Government Accountability Office report highlights flaws in the counting of unemployment benefit claimants

The nonpartisan Government Accountability Office (GAO) yesterday released a report titled “COVID-19: Urgent Actions Needed to Better Ensure an Effective Federal Response.” The report includes numerous policy and administrative recommendations, including several specific to the nation’s unemployment insurance (UI) system. As The Wall Street Journal noted, the GAO report finds the US Department of Labor (DOL) has issued “flawed estimates” of the number of individuals receiving unemployment benefits “throughout the pandemic.”  

GAO identified key flaws in how DOL
reports each week on the number of individuals claiming unemployment benefits,
which is an often-cited measure of the labor market’s status:

“Each week, the agency publishes the number of weeks of unemployment benefits claimed by individuals in each state during the period, and reports the total count as the number of people claiming benefits nationwide. … However, because backlogs in processing a historic volume of claims have led to individuals claiming multiple weeks of benefits at a time for previous weeks of unemployment, as well as other data issues, these traditional estimates have not been appropriate in the context of the pandemic.”

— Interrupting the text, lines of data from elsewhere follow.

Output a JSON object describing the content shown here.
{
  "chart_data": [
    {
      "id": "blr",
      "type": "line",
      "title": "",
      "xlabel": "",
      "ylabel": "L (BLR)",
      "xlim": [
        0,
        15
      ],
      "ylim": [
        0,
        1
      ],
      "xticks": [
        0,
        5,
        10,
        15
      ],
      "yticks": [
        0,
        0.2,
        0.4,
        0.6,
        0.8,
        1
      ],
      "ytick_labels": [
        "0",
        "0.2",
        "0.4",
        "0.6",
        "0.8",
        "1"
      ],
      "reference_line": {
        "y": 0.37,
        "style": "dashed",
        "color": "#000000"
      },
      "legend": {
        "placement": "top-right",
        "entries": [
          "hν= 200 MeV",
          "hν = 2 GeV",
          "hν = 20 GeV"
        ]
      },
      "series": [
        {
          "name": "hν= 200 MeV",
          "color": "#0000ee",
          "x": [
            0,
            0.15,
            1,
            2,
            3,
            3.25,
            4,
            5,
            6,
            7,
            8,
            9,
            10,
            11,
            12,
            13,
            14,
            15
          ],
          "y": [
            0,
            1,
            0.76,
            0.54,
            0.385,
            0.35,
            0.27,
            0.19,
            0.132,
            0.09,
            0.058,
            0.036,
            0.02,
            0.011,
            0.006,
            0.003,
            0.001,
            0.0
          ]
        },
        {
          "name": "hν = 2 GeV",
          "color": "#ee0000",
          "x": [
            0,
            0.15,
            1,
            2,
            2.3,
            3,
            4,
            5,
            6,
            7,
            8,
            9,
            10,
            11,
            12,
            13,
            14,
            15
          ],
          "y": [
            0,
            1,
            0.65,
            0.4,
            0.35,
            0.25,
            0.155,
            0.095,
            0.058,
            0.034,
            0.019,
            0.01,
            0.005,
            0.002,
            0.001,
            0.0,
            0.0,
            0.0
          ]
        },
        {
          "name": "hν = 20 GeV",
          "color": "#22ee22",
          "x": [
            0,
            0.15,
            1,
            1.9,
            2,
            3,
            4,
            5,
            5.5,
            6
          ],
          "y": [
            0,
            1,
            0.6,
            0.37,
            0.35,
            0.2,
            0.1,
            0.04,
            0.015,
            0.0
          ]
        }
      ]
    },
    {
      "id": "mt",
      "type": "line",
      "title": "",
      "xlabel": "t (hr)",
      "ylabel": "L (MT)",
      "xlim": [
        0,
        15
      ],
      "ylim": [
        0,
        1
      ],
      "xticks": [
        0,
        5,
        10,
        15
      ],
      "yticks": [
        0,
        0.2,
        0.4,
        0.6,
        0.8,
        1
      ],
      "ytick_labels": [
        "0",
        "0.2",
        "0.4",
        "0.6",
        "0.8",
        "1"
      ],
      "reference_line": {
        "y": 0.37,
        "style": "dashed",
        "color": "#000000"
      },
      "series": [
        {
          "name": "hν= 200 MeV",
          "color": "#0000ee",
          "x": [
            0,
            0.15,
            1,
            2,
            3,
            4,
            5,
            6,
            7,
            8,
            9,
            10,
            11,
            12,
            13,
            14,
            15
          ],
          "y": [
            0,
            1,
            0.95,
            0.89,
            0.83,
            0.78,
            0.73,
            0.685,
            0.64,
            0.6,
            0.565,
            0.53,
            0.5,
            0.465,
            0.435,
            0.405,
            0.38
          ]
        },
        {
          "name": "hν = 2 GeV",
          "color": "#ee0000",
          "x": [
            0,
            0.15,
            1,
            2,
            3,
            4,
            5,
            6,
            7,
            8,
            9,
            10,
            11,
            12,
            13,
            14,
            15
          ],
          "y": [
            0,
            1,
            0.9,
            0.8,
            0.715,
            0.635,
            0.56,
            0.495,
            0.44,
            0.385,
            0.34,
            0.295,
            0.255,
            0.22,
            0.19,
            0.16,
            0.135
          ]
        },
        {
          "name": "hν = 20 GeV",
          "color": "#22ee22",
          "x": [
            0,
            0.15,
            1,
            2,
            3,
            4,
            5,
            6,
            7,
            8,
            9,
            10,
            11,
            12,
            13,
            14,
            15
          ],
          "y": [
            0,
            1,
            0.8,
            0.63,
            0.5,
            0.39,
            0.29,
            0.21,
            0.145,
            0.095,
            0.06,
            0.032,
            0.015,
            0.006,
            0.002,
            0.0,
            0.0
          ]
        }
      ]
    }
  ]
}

GAO’s findings confirm concerns I highlighted earlier this year, especially involving the temporary federal Pandemic Unemployment Assistance (PUA) program. At one time, that program appeared to have millions more “current recipients” than the number of individuals who had ever applied to get onto the program. The report’s review of 20 states similarly showed “the number of continued claims submitted in the PUA program through June 27, 2020, exceeded by almost 20 million the cumulative number of individuals who had submitted an initial claim since the program began.”

According to the GAO report, another issue that has compromised the accuracy of unemployment claims data is fraud: “We also remain concerned about potential fraud throughout the system. States have identified schemes that reportedly could account for tens of thousands of fraudulent claims and potentially millions of dollars in improper payments.”

For an example, one needs to look no further than DOL’s initial claims report issued two weeks ago. As I found then, the apparent national increase in initial claims for state Unemployment Insurance as well as federal PUA benefits was driven entirely by sharply elevated claims in a single state — Louisiana. Without Louisiana’s elevated claims, initial claims for UI and PUA nationwide actually fell in the week ending November 14.

Unsurprisingly, we have since learned that fraud was indeed behind the recent surge in initial claims in Louisiana. In a November 25 press release headlined “fraud causes…spike in unemployment claims,” the Louisiana Workforce Commission (LWC) found that in recent weeks the state

“…witnessed a drastic increase in Unemployment Insurance (UI) claims. Records show more than 32,000 claims were filed, many that are being rigorously reviewed for validity. To date, the LWC has stopped over 160,000 claims (and rising daily) that are potentially fraudulent/identity theft. As per guidance from USDOL, the LWC has amended the claims data until further analysis can be completed on these suspicious claims. Increased fraudulent activity is occurring nationwide, and Louisiana is not an exception.”

Fraud and data reporting issues continue to confound efforts to accurately count the number of people filing applications for and ultimately collecting key unemployment benefits. That has real-world implications that extend well beyond getting an accurate count of benefit recipients. As GAO concluded, “Without an accurate accounting of the number of individuals who are relying on UI and PUA benefits in as close to real-time as possible, policy makers may be challenged to respond to the crisis at hand.”